Pedagogia é ciência social e humana por excelência, se vale de estudos estatísticos para fundamentar suas perspectivas e diretrizes, se conecta a projetos de desenvolvimento econômico e tecnológico, envolve a consolidação dos avanços científicos e civilizatórios mais generosos, promissores e justos.
Transformar escolas em versões miniaturizadas de empresas (ideário neoliberal), prisões (repertório punitivo) ou quarteis (visão militaresca) ofende a inteligência coletiva e destroça o valor da profissão educador e da própria ciência pedagógica – com suas didáticas e metodologias amplamente discutidas e experimentadas.
Além de servir como verdadeiro cabide de empregos – a “mamata” tão comum no discurso do inominável presidente – há uma série de distorções a serem denunciadas e combatidas. Uma delas é a contradição do pensamento conservador que diz que “a educação vem de casa”, o que faz supor que crianças e adolescentes estão prontos e plenos e a exigência de esses mesmos sujeitos sejam postos a ferros para aprender “disciplina e respeito”!
Outra vaga no argumento “militarista” é acreditar que o simples contato com conteúdos e procedimentos que evoquem o “amor à Pátria”, “o respeito aos pavilhões nacionais”, o “conhecimento da letra do hino” ou a “obediência às normas e leis” mudará substancialmente a percepção dos educandos. Afirmamos, sem medo de errar, que Civismo e Cidadania são mentalidade e atitude conscientes, resultado da condição real em que Democracia, Direitos e Deveres Humanos, Liberdade, Justiça e Inclusão se fazem presentes concretamente na vida dos indivíduos, grupos e comunidades.

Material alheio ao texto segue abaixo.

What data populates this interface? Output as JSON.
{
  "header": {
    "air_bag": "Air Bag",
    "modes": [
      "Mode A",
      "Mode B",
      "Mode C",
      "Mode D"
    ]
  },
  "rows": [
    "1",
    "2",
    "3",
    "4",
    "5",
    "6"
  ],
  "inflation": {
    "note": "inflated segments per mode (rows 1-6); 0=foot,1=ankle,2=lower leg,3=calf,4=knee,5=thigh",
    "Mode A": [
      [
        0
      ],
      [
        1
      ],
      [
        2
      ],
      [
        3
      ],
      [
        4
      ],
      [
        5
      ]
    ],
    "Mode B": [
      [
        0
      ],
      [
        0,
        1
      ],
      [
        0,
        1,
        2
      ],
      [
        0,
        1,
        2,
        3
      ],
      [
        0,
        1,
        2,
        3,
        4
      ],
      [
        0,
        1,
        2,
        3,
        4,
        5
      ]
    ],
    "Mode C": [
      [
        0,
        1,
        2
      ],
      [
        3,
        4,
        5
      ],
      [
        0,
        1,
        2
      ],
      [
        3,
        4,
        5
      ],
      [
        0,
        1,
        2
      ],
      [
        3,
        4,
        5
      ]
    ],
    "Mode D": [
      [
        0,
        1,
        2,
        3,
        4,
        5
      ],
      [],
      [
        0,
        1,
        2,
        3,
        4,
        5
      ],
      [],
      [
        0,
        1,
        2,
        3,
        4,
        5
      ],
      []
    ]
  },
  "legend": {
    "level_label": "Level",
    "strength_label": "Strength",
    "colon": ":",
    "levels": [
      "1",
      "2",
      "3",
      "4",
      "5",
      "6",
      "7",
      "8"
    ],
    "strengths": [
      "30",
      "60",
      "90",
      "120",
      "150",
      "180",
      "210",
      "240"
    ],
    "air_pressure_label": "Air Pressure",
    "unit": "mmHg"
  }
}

Por fim, “the last but not the least”, as ECMs erram feio ao sugerir uma pretensa superioridade da vida e prática militar sobre a civil, dado que isso não tem lastro algum fora da vontade, do subjetivismo e da narrativa. Aliás, pela origem histórica “civismo” e “cidadania” não se opõem, se completam e se fortalecem na medida em que ambos são tratados de modo verdadeiro, não pela aparência e superficialidade das situações.
Defendemos a Escola que contemple e acolha a Democracia, a participação, a cidadania plena, o senso crítico, a autonomia, o protagonismo, o empoderamento, a inclusão, o comprometimento com as causas da Justiça, Igualdade e Bem-estar. Enfim, “a nossa escola não tem personagem, a nossa escola tem gente de verdade”, ela é sim cívica, ela é também cidadã.
Alex Saratt é Professor das redes públicas municipal e estadual em Taquara (RS), 1° vice-presidente estadual do Cpers, Secretário de Comunicação da CTB RS e Secretário Adjunto da CNTE
Paulo leonel
No caso de Taquara,mesmo tendo grande admiração pela pessoa da prefeita,penso que está sendo ingênua e tentando agradar ao vice prefeito.Sou próximo de sua familia e gostaria que ela mudasse de opinião para que eu não precise mudar minha opinião em relação á ela.
Cacau Nicolau
Parabéns pelo texto tão potente, o mesmo contribuiu muito nas minhas discussões dentro da escola. Jogou luz na cara dos conservadores.
André Beck
Parabéns… excelente reflexão. Observações pertinentes no sentido de trazer luz para uma discussão que ilumine as trevas nas quais se encontra a educação em nosso país. É preciso clareza a respeito dos reais motivos da criação das Escolas Cívico Militares.